FAA Requested To Clear Up Drug-testing Confusion by Aviation Industry
Written by Lucas Kibby, CleanFleet
Sixteen aviation organizations and businesses wrote the FAA on February 15 asking the U.S. Federal Aviation Administration (FAA) to clarify the applicability of drug and alcohol testing requirements to workers who are involved in receiving items for stock.
These organizations are seeking a legal interpretation of the requirements after reports found that some FAA auditors viewed receiving responsibilities as safety-sensitive functions and thus covered under drug and alcohol testing requirements.
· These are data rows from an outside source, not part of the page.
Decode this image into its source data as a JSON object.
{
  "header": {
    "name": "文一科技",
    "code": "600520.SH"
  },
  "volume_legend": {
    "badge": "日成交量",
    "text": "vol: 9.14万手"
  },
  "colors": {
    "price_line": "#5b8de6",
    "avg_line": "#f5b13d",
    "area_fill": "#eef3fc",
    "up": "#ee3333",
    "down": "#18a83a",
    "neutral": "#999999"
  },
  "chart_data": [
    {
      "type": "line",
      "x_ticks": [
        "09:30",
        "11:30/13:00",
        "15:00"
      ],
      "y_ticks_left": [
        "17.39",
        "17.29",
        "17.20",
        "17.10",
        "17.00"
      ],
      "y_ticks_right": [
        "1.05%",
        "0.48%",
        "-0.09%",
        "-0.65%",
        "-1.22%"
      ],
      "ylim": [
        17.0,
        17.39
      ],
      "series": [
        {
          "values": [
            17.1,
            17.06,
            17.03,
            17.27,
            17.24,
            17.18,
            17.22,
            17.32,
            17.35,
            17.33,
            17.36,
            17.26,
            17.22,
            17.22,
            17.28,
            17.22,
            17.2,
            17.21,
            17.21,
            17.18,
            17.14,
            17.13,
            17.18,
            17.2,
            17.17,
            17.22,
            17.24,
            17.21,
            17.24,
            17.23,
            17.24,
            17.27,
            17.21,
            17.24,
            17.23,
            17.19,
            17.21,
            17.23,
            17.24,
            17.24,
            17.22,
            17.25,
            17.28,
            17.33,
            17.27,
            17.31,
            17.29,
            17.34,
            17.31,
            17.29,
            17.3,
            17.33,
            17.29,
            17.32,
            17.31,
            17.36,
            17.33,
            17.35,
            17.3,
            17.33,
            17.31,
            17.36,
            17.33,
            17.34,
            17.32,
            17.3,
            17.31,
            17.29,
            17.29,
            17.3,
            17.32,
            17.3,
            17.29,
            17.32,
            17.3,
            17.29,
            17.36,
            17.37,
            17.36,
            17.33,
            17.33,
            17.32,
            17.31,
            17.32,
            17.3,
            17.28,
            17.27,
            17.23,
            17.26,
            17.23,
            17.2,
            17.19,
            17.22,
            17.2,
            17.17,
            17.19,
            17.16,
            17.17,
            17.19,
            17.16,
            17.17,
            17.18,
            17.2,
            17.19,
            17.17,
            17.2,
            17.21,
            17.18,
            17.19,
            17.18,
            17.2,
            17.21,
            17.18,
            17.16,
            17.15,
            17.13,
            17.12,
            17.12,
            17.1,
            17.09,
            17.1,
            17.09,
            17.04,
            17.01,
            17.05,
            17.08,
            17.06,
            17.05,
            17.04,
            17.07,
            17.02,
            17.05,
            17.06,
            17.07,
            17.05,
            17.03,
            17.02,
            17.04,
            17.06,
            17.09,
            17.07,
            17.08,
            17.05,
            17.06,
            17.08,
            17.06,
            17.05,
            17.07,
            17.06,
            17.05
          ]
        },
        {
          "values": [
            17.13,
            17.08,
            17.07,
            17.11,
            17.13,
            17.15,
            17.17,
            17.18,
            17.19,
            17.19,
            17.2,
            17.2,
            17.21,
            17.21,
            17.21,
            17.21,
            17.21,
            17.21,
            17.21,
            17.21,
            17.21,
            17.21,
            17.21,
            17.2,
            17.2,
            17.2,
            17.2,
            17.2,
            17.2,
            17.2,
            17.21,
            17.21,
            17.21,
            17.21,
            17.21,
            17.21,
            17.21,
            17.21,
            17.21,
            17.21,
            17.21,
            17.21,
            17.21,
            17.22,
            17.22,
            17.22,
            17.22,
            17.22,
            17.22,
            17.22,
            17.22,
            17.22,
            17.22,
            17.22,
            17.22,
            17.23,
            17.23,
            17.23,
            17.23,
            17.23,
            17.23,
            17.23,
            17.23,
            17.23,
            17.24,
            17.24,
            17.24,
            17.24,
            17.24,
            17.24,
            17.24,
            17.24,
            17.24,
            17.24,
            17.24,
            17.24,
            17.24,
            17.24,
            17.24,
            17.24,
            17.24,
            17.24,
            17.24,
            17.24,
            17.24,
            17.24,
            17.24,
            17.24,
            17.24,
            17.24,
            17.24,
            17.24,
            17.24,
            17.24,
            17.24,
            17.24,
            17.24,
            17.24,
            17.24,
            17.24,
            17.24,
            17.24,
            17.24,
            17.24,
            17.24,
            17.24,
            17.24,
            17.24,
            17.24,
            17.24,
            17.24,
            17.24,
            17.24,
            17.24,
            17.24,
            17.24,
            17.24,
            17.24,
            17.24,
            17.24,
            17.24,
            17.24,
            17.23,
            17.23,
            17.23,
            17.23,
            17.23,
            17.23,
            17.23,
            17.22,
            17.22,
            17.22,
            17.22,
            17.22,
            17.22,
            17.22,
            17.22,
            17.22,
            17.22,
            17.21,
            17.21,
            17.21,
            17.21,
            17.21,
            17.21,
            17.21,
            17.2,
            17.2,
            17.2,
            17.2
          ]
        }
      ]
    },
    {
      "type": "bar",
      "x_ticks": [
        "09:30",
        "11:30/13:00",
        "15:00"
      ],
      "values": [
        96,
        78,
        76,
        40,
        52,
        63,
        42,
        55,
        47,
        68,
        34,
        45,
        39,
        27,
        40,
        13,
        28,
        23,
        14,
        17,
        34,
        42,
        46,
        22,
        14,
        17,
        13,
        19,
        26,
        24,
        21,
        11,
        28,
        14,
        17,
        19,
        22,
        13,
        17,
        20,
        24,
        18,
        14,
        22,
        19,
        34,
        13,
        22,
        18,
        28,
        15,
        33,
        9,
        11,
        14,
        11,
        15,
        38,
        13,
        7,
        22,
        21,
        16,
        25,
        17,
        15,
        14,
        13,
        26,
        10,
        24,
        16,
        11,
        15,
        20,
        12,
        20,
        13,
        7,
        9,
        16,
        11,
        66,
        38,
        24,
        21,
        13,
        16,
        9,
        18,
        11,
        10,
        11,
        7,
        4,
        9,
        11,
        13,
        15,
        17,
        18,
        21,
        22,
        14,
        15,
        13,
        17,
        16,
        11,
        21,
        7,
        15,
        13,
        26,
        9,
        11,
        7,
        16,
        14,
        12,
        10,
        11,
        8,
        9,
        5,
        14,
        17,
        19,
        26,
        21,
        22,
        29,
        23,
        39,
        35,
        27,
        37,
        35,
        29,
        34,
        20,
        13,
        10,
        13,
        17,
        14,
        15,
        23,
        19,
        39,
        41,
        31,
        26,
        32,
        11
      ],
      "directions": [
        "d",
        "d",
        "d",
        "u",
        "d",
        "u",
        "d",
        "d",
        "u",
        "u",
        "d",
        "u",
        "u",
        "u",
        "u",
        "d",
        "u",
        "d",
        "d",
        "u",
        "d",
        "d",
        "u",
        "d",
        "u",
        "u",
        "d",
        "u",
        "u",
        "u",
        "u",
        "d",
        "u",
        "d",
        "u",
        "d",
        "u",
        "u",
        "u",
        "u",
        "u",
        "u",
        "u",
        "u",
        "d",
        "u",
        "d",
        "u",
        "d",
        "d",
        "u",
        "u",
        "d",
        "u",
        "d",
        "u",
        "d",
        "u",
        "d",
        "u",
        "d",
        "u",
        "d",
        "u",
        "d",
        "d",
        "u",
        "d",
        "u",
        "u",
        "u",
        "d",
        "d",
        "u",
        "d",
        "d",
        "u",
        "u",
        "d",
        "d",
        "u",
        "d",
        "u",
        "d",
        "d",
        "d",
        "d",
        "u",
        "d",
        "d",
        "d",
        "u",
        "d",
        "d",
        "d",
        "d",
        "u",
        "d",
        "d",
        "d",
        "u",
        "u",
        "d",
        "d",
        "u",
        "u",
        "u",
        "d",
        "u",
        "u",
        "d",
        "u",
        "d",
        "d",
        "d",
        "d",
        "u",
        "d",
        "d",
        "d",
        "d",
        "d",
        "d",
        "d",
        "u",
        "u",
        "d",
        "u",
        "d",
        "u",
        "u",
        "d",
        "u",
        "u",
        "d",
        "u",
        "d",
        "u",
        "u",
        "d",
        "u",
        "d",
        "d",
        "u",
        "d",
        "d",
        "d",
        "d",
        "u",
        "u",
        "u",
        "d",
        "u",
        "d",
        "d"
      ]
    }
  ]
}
A letter signed by organizations such as the National Air Transportation Association and General Aviation Manufacturers Association, as well as companies such as Gulfstream said, “A receiving process simply verifies that incoming parts or materials are what they purport to be and that there are no obvious reasons to question a previous determination of airworthiness.”
According to AIN Online, the letter adds that receiving activities do not require the creation of a maintenance record. “Therefore, they are not safety-sensitive functions under [the drug and alcohol testing requirements of 14 CFR] Part 120.”
Historically, agency guidance has not included either distributing or receiving parts in maintenance or preventive maintenance duties, the organizations agreed.
But the letter noted auditors who “have informally opined that personnel conducting tasks associated solely with receiving items for stock are performing maintenance and are therefore engaged in safety-sensitive functions,” and added, “This expansive interpretation would result in the misclassification of employees, thereby diluting random testing pools with non-safety-sensitive personnel.”